I have heard the theory that Oz was meant to be a metaphor on communism or capitalism or something political. Maybe it was. But I know that it can be read without any kind of political background, and enjoyed as sheer good story-telling, and that is how I prefer it. I would much rather not see a possible political background to a good story than misread a grand yarn as a thinly-disguised treatise on capitalism.
So, how had Baum inspired me? Well, aside from being, as I mentioned at the beginning of this post, one of the very earliest writers I ever read alone, and quite possibly responsible for my lifelong love for fantasy, from Baum I learned the sheer joy of world-building, of creating a place that exists quite independently from the characters, and has its own history and inhabitants and can quite happily sustain any number of stories, just as this world can.
From Baum, too, I have learned the fun of playing with words, of subtle humor, of inside jokes between the writer and reader, at the characters’ expense. I tend to be more of an invisible narrator, telling my stories solely through the eyes of my characters, but I always enjoy taking a break from that role once in a while and trying that omniscient narrator bit that Baum does so well.
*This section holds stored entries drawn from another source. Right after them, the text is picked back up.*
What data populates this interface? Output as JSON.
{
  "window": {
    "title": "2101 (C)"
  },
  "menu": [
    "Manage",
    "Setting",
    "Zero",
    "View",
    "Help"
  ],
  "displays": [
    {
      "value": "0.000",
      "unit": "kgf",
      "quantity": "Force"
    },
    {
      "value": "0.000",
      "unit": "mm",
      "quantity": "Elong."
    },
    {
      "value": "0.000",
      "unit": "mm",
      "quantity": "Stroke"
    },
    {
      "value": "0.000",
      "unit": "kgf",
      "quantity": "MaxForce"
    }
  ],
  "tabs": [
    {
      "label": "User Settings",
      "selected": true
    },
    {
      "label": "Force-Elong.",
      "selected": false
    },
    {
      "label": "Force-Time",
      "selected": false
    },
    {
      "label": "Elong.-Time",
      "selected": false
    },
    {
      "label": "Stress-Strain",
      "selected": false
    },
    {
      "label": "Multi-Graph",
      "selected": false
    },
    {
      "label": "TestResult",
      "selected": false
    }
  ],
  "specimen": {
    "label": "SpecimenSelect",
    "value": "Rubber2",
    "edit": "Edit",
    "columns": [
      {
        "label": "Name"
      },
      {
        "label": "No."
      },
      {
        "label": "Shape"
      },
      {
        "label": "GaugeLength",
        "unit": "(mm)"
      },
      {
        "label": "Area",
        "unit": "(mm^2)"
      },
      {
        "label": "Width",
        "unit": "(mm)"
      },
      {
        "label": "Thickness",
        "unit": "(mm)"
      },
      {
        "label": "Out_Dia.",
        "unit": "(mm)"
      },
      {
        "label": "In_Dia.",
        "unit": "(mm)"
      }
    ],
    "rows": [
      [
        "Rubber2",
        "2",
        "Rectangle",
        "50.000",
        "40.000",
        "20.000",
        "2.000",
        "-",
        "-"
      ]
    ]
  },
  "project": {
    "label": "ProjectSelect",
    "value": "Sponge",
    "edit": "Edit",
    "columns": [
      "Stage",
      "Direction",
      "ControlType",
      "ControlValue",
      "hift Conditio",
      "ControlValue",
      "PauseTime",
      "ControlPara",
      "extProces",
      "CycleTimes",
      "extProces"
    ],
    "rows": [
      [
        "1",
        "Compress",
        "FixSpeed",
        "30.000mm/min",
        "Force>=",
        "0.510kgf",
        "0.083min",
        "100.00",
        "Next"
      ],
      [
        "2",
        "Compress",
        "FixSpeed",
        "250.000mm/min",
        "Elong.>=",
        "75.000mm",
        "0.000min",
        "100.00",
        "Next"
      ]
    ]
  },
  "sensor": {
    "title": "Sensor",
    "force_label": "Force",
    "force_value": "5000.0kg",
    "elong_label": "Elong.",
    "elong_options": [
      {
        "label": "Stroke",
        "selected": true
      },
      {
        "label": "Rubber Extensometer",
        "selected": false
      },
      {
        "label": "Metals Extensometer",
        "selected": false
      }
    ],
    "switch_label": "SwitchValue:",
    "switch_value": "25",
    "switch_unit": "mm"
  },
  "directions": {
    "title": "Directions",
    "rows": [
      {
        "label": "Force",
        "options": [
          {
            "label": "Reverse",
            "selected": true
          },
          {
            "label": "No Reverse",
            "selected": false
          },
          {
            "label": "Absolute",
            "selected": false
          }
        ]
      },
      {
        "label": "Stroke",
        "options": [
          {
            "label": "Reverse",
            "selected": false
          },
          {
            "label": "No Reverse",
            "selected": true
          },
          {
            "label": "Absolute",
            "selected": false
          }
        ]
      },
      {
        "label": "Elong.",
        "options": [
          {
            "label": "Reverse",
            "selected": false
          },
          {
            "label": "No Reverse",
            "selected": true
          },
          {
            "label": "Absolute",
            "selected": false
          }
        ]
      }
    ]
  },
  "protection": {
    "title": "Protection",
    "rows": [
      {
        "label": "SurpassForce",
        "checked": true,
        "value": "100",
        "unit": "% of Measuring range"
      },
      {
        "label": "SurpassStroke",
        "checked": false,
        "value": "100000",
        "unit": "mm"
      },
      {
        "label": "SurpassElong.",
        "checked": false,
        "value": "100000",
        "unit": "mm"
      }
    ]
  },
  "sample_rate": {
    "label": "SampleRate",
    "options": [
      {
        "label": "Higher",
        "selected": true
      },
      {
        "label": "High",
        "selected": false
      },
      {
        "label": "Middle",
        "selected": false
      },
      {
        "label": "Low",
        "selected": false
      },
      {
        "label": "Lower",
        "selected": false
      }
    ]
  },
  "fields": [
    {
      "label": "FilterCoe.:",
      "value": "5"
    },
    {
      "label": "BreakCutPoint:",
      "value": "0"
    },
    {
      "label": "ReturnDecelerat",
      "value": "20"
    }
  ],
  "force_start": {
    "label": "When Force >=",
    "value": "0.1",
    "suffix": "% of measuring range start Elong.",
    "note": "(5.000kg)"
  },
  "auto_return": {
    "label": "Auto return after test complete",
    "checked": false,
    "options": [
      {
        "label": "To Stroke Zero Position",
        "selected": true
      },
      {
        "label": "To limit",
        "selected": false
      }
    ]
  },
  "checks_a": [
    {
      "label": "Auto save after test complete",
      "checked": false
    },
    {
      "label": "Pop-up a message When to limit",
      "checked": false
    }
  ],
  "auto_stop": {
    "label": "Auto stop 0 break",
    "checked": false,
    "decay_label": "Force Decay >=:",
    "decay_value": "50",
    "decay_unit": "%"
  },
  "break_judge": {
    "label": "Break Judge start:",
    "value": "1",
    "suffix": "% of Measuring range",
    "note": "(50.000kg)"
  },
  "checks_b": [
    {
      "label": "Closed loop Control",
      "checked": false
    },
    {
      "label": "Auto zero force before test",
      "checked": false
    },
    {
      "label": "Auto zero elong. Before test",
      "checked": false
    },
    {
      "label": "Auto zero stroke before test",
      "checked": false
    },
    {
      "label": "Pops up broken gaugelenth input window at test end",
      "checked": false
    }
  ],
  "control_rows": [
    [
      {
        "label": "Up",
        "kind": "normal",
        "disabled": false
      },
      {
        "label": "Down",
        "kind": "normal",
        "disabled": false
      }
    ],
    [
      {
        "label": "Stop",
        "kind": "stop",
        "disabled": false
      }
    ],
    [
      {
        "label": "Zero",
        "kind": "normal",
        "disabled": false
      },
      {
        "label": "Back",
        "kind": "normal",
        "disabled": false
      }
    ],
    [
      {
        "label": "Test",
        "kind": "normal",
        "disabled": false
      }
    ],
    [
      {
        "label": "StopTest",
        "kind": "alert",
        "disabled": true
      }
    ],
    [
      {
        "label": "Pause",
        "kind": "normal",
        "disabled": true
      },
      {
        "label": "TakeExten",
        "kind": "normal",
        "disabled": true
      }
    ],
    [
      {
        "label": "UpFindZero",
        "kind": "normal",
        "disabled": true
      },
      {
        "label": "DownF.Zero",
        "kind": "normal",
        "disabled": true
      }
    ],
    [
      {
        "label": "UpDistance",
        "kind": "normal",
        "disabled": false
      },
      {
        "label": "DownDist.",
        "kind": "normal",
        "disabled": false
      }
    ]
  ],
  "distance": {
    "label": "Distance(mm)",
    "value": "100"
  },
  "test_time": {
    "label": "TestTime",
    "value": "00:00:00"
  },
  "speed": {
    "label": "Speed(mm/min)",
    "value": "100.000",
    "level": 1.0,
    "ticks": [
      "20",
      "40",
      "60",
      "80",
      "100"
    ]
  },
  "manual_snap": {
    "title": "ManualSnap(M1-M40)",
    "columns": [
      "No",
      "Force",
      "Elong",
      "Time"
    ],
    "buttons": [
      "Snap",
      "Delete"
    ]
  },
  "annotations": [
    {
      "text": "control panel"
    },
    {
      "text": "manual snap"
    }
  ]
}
And, of course, Baum was a master at creating realistic children, spunky heroines and heroes who frequently found themselves in scrapes, but by using ingenuity and courage always worked their way out. Dorothy is beloved by so many, I believe, not just for her staunch loyalty to Uncle Henry and Auntie Em, but for her wit and spirit, and for the fact that even after she came to Oz permanently and became closest companion to the ruler of Oz, she still maintained her independence and practical outlook on life. In some ways, she was wasted in such a happy land as Oz. She would have made a wonderful explorer and adventurer in this world, as well as a great righter of wrongs. Alas! She is safe in Fairyland, and it is up to we other writers to create our own characters to right those wrongs, and have those adventures.
Perhaps, if we are very fortunate, one or two of them might in time be as well-loved as brave little Dorothy Gale.
Are you a frequenter of the land of Oz? Do you enjoy it, or do you find Baum’s stories too safe for your taste? Who is your favorite “spunky girl heroine” in children’s and/or YA literature? And what was the first chapter book you can remember (or others remember about you) reading on your own?